Les achats publics, qui sont l’un des véhicules de la croissance économique, sont régis par un cadre légal qui remonte à plus d’un demi-siècle. En fait, la loi sur la comptabilité générale date de 1963, alors que le règlement des adjudications est de 1959. Néanmoins, un nouveau projet de loi a été présenté au Parlement. Mais il dort dans les tiroirs depuis 2012.
De toute évidence, cet état de fait met en relief les vices du processus des achats publics vu à travers les prismes de la transparence, de l’accessibilité de tous aux informations, et des cas de dérogation aux adjudications concurrentielles. Sachant que les achats publics représentent près de 4% du PIB et 13% du volume des dépenses centrales. Dans l’environnement actuel des achats publics, il existerait une faiblesse au niveau de l’élaboration des plans annuels d’achats et, parallèlement, un manque de confiance et une tension qui caractérisent les relations entre l’administration publique et les exportateurs, particulièrement en ce qui concerne les contrats de travaux publics. Au cours des travaux d’exécution, dans 76% des cas, les autorités publiques concernées imposent des amendements aux dispositions du contrat initial, qui pourraient se traduire parfois par des travaux supplémentaires à honorer sans lien direct avec la tâche initiale. Dans ce même environnement peu propice aux engagements financiers des agents du secteur privé, il faut prendre en considération que leurs dus ne leur sont versés à l’échéance convenue que dans 50% des cas en raison notamment des lenteurs de la bureaucratie de l’administration publique et des retards au niveau des reports des crédits du budget d’une année à l’autre. Il y aurait, par ailleurs, une ignorance des nouvelles tendances internationales qui sous-tendent les processus d’achats, à savoir l’achat durable, l’achat écologique et l’électronique. Ce qui requiert certaines compétences. En un mot comme en mille, il faut que les achats publics soient considérés comme un outil principal pour la réalisation de la meilleure valeur du poste des dépenses publiques.
La directrice de l’Institut des Finances-Bassel Fleihan, Lamia Bsat, a souligné la nécessité de moderniser le processus des achats publics à travers l’implantation de procédés innovateurs tels les achats durables, un portail électronique spécifique, un plan stratégique pour renforcer les capacités des producteurs, l’uniformisation des mécanismes et des pratiques, ainsi que l’élaboration de prototypes de cahiers de charges.

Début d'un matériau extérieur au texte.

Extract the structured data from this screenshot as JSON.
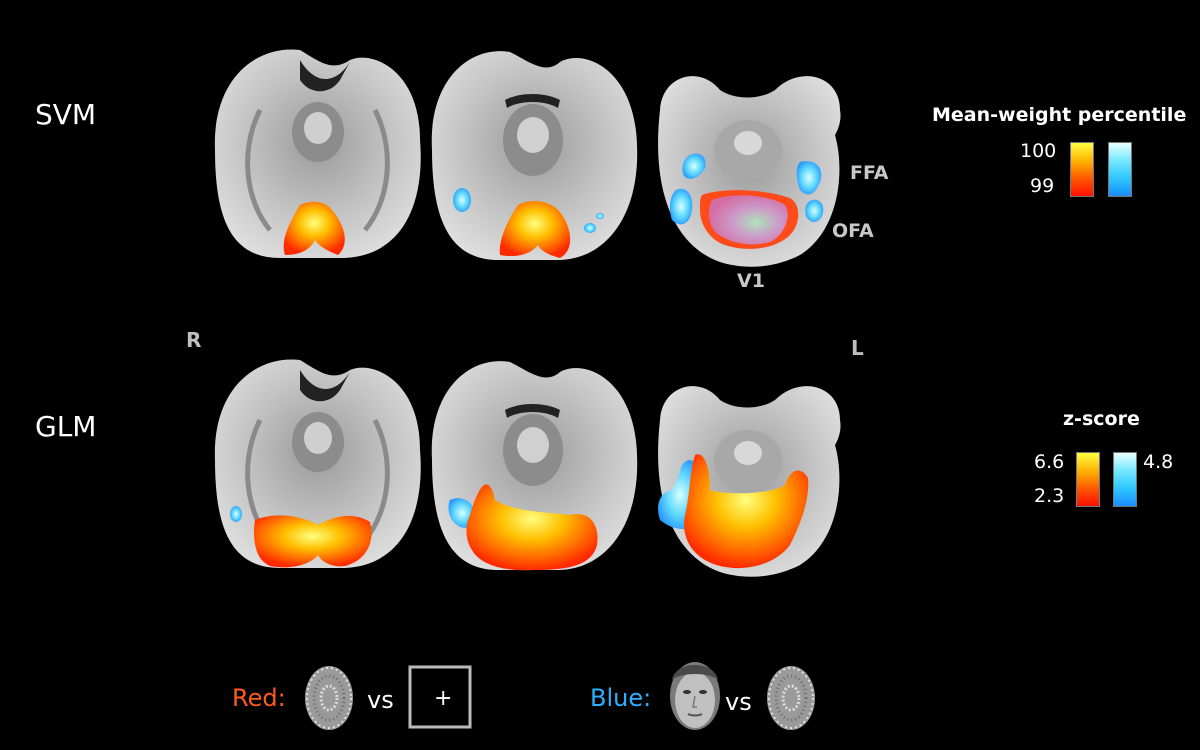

Elle a également insisté sur l’importance d’un dialogue permanent entre les exportateurs libanais et l’administration publique dans le but d’encourager les PME à s’impliquer dans les achats publics en assurant les services et les produits demandés et, par conséquent, à dynamiser l’activité sur le marché. Aussi est-il crucial que l’achat public soit considéré comme un métier à part entière dont les agents doivent posséder des compétences spécifiques. Reste que pour une meilleure transparence des transactions publiques, le gouvernement devrait mettre au point un cadre légal et institutionnel, qui s’articulerait autour de la prévention, du contrôle et de la sanction.